La película es muy sencilla. Se acerca discretamente a la vida cotidiana de estos niños, que oscila entre la normalidad de ir al colegio y jugar, y las servidumbres derivadas de la enfermedad: estancias en el hospital, duras pruebas médicas o terapias y eventuales sufrimientos físicos. Estos pequeños son los protagonistas absolutos del filme, y los padres o los médicos son los personajes secundarios. El objetivo es mostrarlos viviendo, en primera persona, como sujetos que afrontan sus circunstancias y retos. Sin censurar su enfermedad, sin mirar para otro lado, pero sin dejar de ser niños.

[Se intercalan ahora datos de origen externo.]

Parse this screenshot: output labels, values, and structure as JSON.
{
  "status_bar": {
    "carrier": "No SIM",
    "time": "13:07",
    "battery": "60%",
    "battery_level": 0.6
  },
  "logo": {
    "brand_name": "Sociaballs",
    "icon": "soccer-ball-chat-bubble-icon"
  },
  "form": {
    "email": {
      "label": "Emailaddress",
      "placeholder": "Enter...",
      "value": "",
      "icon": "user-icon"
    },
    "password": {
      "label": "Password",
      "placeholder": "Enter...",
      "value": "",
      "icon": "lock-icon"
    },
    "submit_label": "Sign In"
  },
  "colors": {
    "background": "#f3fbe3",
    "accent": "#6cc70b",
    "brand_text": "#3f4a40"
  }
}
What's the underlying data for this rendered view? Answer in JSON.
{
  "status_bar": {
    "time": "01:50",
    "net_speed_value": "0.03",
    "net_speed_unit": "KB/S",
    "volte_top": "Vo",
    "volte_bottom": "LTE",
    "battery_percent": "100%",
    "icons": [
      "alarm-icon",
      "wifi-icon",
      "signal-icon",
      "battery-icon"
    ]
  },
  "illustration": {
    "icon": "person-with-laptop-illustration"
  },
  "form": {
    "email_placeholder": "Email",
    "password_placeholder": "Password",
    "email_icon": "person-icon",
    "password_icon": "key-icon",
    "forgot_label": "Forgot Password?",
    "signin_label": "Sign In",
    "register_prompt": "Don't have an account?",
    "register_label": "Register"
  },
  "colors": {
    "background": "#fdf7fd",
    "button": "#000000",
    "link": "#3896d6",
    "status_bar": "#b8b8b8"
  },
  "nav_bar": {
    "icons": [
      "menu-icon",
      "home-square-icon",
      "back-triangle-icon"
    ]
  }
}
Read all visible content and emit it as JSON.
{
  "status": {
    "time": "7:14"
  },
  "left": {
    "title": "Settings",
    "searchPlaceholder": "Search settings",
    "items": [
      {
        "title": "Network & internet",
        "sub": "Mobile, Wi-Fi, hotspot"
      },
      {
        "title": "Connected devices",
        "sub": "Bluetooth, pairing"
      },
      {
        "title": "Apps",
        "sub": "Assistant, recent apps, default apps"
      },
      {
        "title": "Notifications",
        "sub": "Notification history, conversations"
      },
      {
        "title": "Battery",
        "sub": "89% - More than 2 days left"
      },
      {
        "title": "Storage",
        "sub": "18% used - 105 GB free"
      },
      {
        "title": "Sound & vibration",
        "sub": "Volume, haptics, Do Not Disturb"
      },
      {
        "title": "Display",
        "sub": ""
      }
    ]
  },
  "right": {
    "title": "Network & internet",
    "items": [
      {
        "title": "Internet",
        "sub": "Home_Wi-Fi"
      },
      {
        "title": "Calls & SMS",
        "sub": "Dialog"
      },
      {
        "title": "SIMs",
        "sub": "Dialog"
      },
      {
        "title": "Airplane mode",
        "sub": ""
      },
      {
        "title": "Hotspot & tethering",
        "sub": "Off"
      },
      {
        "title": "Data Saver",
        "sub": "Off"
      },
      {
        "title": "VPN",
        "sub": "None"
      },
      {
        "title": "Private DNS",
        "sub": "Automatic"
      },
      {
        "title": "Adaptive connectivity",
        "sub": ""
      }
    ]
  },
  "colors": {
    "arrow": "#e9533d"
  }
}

En una cultura que tiene pánico al sufrimiento, una cultura eutanásica, que aborta a sus hijos si tienen el síndrome de Down, una película como esta supone un desinhibido testimonio del valor de la existencia en sí, un valor que existe a pesar de las duras condiciones que pueda tener esta. No es un documental que frivolice el sufrimiento o que le reste dramatismo, sino que lo sitúa en relación con el agradecimiento espontáneo y sencillo por estar vivo. Espontáneo y sencillo porque no es fruto del proceso intelectual propio de adultos, sino de la inmediatez de un niño que tiene una relación directa con la realidad, sin filtros.

Parte de la recaudación de Ganar al viento se destinará a ayudar a los niños y familias que conviven con una enfermedad grave, como es el caso de las llamadas enfermedades raras, iniciativa apoyada por la Fundación Juegaterapia y por FEDER (Federación Española de Enfermedades Raras).